We have to do everything better

The answer isn’t to give up – it’s to recognize all of this new complexity, study it, and do our jobs better. Earlier this year, for example, we embarked on a study to understand how SERP features impact click-through rates (CTR). It turns out to be a difficult problem, but even the initial insights of the data were useful (and a bit startling). For example, here’s the average organic (SERPs with no features) curve from that study…

Various studies show the starting point at various places, but the shape itself is consistent and familiar. We know, though, that reducing everything to one average ignores a lot. Here’s a dramatic example. Let’s compare the organic curve to the curve for SERPs with expanded sitelinks (which are highly correlated with dominant and/or branded intent)…

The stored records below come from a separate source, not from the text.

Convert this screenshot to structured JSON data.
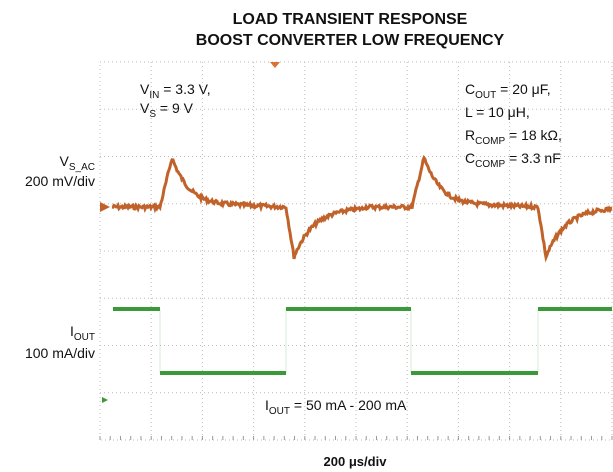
{
  "title": [
    "LOAD TRANSIENT RESPONSE",
    "BOOST CONVERTER LOW FREQUENCY"
  ],
  "channels": [
    {
      "name": [
        "V",
        "S_AC"
      ],
      "scale": "200 mV/div"
    },
    {
      "name": [
        "I",
        "OUT"
      ],
      "scale": "100 mA/div"
    }
  ],
  "annotations": [
    [
      "V",
      "IN",
      " = 3.3 V,"
    ],
    [
      "V",
      "S",
      " = 9 V"
    ],
    [
      "C",
      "OUT",
      " = 20 μF,"
    ],
    [
      "L = 10 μH,"
    ],
    [
      "R",
      "COMP",
      " = 18 kΩ,"
    ],
    [
      "C",
      "COMP",
      " = 3.3 nF"
    ],
    [
      "I",
      "OUT",
      " = 50 mA - 200 mA"
    ]
  ],
  "x_label": "200 μs/div"
}
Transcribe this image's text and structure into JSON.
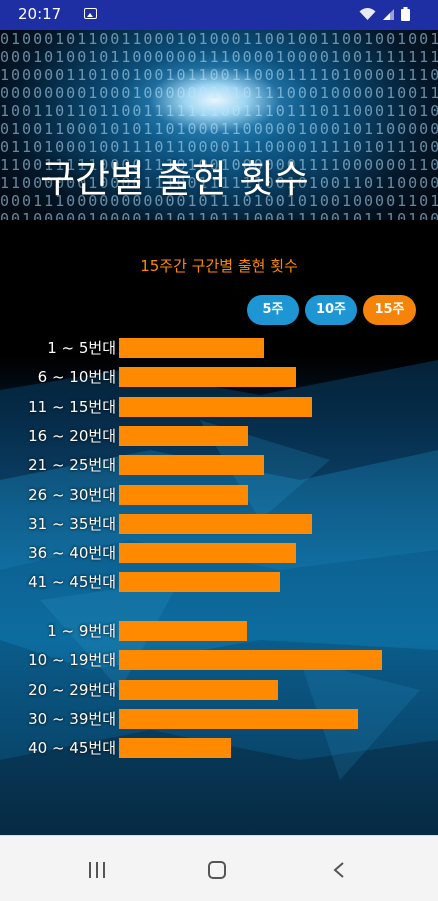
{
  "status_bar": {
    "time": "20:17",
    "icons": [
      "image-icon",
      "wifi-icon",
      "signal-icon",
      "battery-icon"
    ]
  },
  "header": {
    "title": "구간별 출현 횟수"
  },
  "section": {
    "title": "15주간 구간별 출현 횟수"
  },
  "period_buttons": [
    {
      "label": "5주",
      "selected": false
    },
    {
      "label": "10주",
      "selected": false
    },
    {
      "label": "15주",
      "selected": true
    }
  ],
  "colors": {
    "bar": "#ff8a00",
    "button_default": "#1e96d3",
    "button_selected": "#f7840a",
    "status_bar": "#1d2fa3"
  },
  "chart_data": [
    {
      "type": "bar",
      "orientation": "horizontal",
      "categories": [
        "1 ~ 5번대",
        "6 ~ 10번대",
        "11 ~ 15번대",
        "16 ~ 20번대",
        "21 ~ 25번대",
        "26 ~ 30번대",
        "31 ~ 35번대",
        "36 ~ 40번대",
        "41 ~ 45번대"
      ],
      "values": [
        9,
        11,
        12,
        8,
        9,
        8,
        12,
        11,
        10
      ],
      "title": "",
      "xlabel": "",
      "ylabel": "",
      "grid": false
    },
    {
      "type": "bar",
      "orientation": "horizontal",
      "categories": [
        "1 ~ 9번대",
        "10 ~ 19번대",
        "20 ~ 29번대",
        "30 ~ 39번대",
        "40 ~ 45번대"
      ],
      "values": [
        16,
        33,
        20,
        30,
        14
      ],
      "title": "",
      "xlabel": "",
      "ylabel": "",
      "grid": false
    }
  ],
  "nav_bar": {
    "buttons": [
      "recent-apps-icon",
      "home-icon",
      "back-icon"
    ]
  }
}
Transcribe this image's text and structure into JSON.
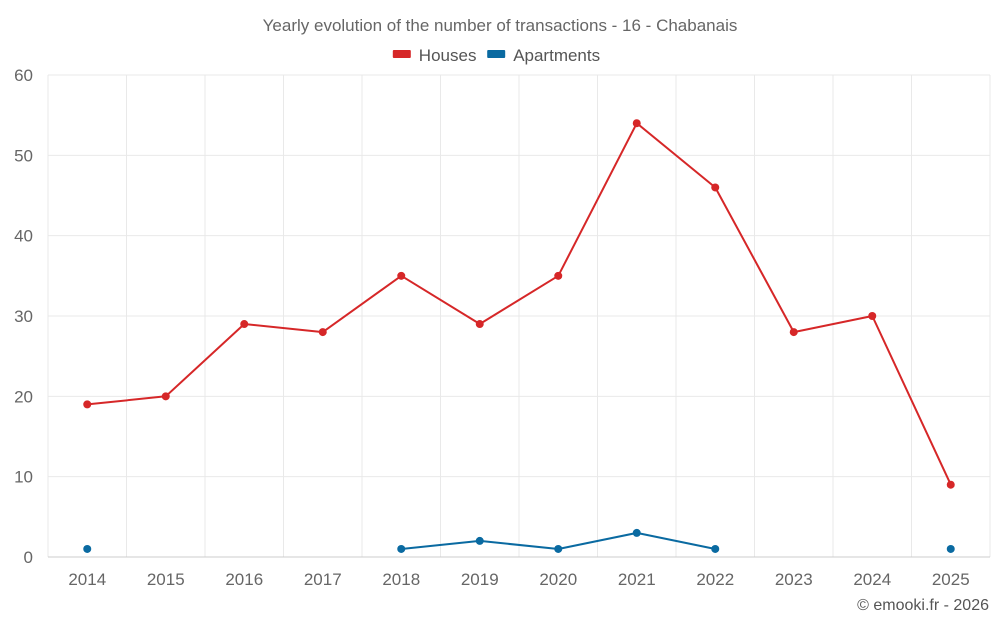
{
  "chart_data": {
    "type": "line",
    "title": "Yearly evolution of the number of transactions - 16 - Chabanais",
    "x": [
      "2014",
      "2015",
      "2016",
      "2017",
      "2018",
      "2019",
      "2020",
      "2021",
      "2022",
      "2023",
      "2024",
      "2025"
    ],
    "ylim": [
      0,
      60
    ],
    "yticks": [
      0,
      10,
      20,
      30,
      40,
      50,
      60
    ],
    "grid": true,
    "legend_position": "top-center",
    "series": [
      {
        "name": "Houses",
        "color": "#d62728",
        "values": [
          19,
          20,
          29,
          28,
          35,
          29,
          35,
          54,
          46,
          28,
          30,
          9
        ]
      },
      {
        "name": "Apartments",
        "color": "#0a6aa1",
        "values": [
          1,
          null,
          null,
          null,
          1,
          2,
          1,
          3,
          1,
          null,
          null,
          1
        ]
      }
    ]
  },
  "credit": "© emooki.fr - 2026"
}
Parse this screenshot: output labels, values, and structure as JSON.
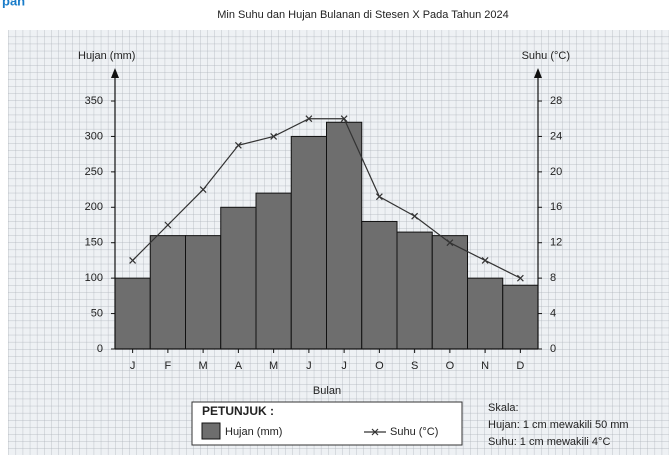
{
  "header": "pan",
  "chart_data": {
    "type": "combo",
    "title": "Min Suhu dan Hujan Bulanan di Stesen X Pada Tahun 2024",
    "xlabel": "Bulan",
    "ylabel": "Hujan (mm)",
    "y2label": "Suhu (°C)",
    "categories": [
      "J",
      "F",
      "M",
      "A",
      "M",
      "J",
      "J",
      "O",
      "S",
      "O",
      "N",
      "D"
    ],
    "series": [
      {
        "name": "Hujan (mm)",
        "type": "bar",
        "color": "#6e6e6e",
        "values": [
          100,
          160,
          160,
          200,
          220,
          300,
          320,
          180,
          165,
          160,
          100,
          90
        ]
      },
      {
        "name": "Suhu (°C)",
        "type": "line",
        "axis": "y2",
        "color": "#333333",
        "values": [
          10,
          14,
          18,
          23,
          24,
          26,
          26,
          17.2,
          15,
          12,
          10,
          8
        ]
      }
    ],
    "ylim": [
      0,
      350
    ],
    "yticks": [
      0,
      50,
      100,
      150,
      200,
      250,
      300,
      350
    ],
    "y2lim": [
      0,
      28
    ],
    "y2ticks": [
      0,
      4,
      8,
      12,
      16,
      20,
      24,
      28
    ],
    "grid": true,
    "legend_title": "PETUNJUK :",
    "notes": [
      "Skala:",
      "Hujan: 1 cm mewakili 50 mm",
      "Suhu: 1 cm mewakili 4°C"
    ]
  }
}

Results with sitelinks in the #1 position have a massive 80% average CTR, with a steep drop to #2. These two curves represent two wildly different animals. Now, let’s look at SERPs with Knowledge Cards (AKA “answer boxes” – Knowledge Graph entities with no organic link)…

The CTR in the #1 organic position drops to almost 1/3 of the organic-only curve, with corresponding drops throughout all positions. Organic opportunity on these SERPs is severely limited.

Opportunity isn’t disappearing, but it is evolving. We have to do better. This is why Moz has teamed up with STAT, and why we’re doubling down on search. We recognize the complexity of SERP analytics in 2018, but we also truly believe that there’s real opportunity for those willing to do the hard work and build better tools.